Are you ready to embrace the joy of not fitting in?
All Kinds of Weird
I’ve been puzzling over a question about different types of misfit and weird. And this was almost serendipitously augmented by a trip to the cinema to watch Joker. The day before I had read a rather apt quote by G.K. Chesterton…
“Once I remember walking with a prosperous publisher, who made a remark which I had often heard before; it is, indeed, almost a motto of the modern world. Yet I had heard it once too often, and I saw suddenly that there was nothing in it. The publisher said of somebody, “That man will get on; he believes in himself…”
…I said to him, “Shall I tell you where the men are who believe most in themselves? For I can tell you. I know of men who believe in themselves more colossally than Napoleon or Caesar. I know where flames the fixed star of certainty and success. And I can guide you to the thrones of the Super-men. The men who really believe in themselves are all in lunatic asylums.”
…He said mildly that there were a good many men after all who believed in themselves and who were not in lunatic asylums. “Yes, there are,” I retorted, “and you of all men ought to know them…
Actors who can’t act believe in themselves; and debtors who won’t pay. It would be much truer to say that a man will certainly fail, because he believes in himself. Complete self-confidence is not merely a sin; complete self-confidence is a weakness. Believing utterly in one’s self is a hysterical and superstitious belief like believing in Joanna Southcott: the man who has it has ‘Hanwell’ written on his face as plain as it is written on that omnibus.” – G.K. Chesterton
The Madness of Self-Belief
Hanwell was referring to ‘St Barnard’s Hospital‘.
*Oddly enough, I discovered that Hanwell was used as a location to film the 1989 Batman film in which Jack Nicholson played the Joker. A funny yet unimportant coincidence.
I have been reflecting on ‘weirdos’ and ‘misfits’. How the words are used, almost interchangeably with ideas such as ‘aloof’, ‘introvert’, ‘loner’. We often see them in reports about the lone figure attacker who ‘didn’t fit in’.
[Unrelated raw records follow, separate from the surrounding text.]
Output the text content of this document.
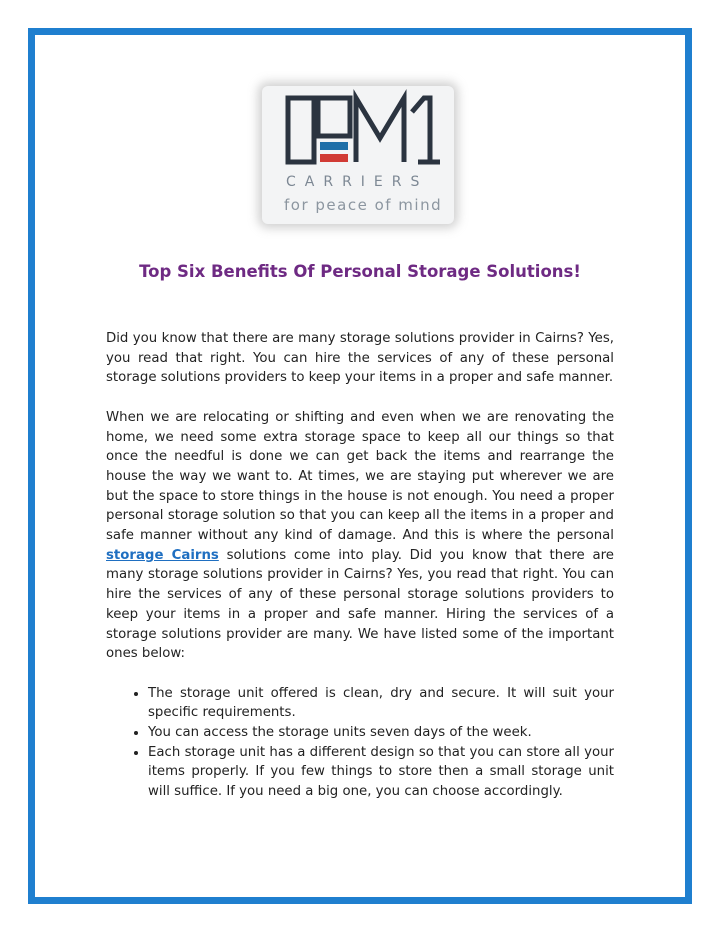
CARRIERS
for peace of mind
Top Six Benefits Of Personal Storage Solutions!

Did you know that there are many storage solutions provider in Cairns? Yes, you read that right. You can hire the services of any of these personal storage solutions providers to keep your items in a proper and safe manner.

When we are relocating or shifting and even when we are renovating the home, we need some extra storage space to keep all our things so that once the needful is done we can get back the items and rearrange the house the way we want to. At times, we are staying put wherever we are but the space to store things in the house is not enough. You need a proper personal storage solution so that you can keep all the items in a proper and safe manner without any kind of damage. And this is where the personal storage Cairns solutions come into play. Did you know that there are many storage solutions provider in Cairns? Yes, you read that right. You can hire the services of any of these personal storage solutions providers to keep your items in a proper and safe manner. Hiring the services of a storage solutions provider are many. We have listed some of the important ones below:

• The storage unit offered is clean, dry and secure. It will suit your specific requirements.
• You can access the storage units seven days of the week.
• Each storage unit has a different design so that you can store all your items properly. If you few things to store then a small storage unit will suffice. If you need a big one, you can choose accordingly.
I’ve felt a sense of responsibility to distinguish these ideas. Because we’re talking about different ways of relating to oneself and the world around you.
One is a natural, heart and soul full way of experiencing. The gifts of sensitivity, gentleness, and introversion, as a natural way of feeling, energising, and relating to the world.
The other is resentful, full of bitterness and driven by a failed desire to fit in with some aspired external group, force, or way of life.
This is where Joker sits. An aspiring comedian who doesn’t understand comedy. Who isn’t funny. And who can’t stand being laughed at.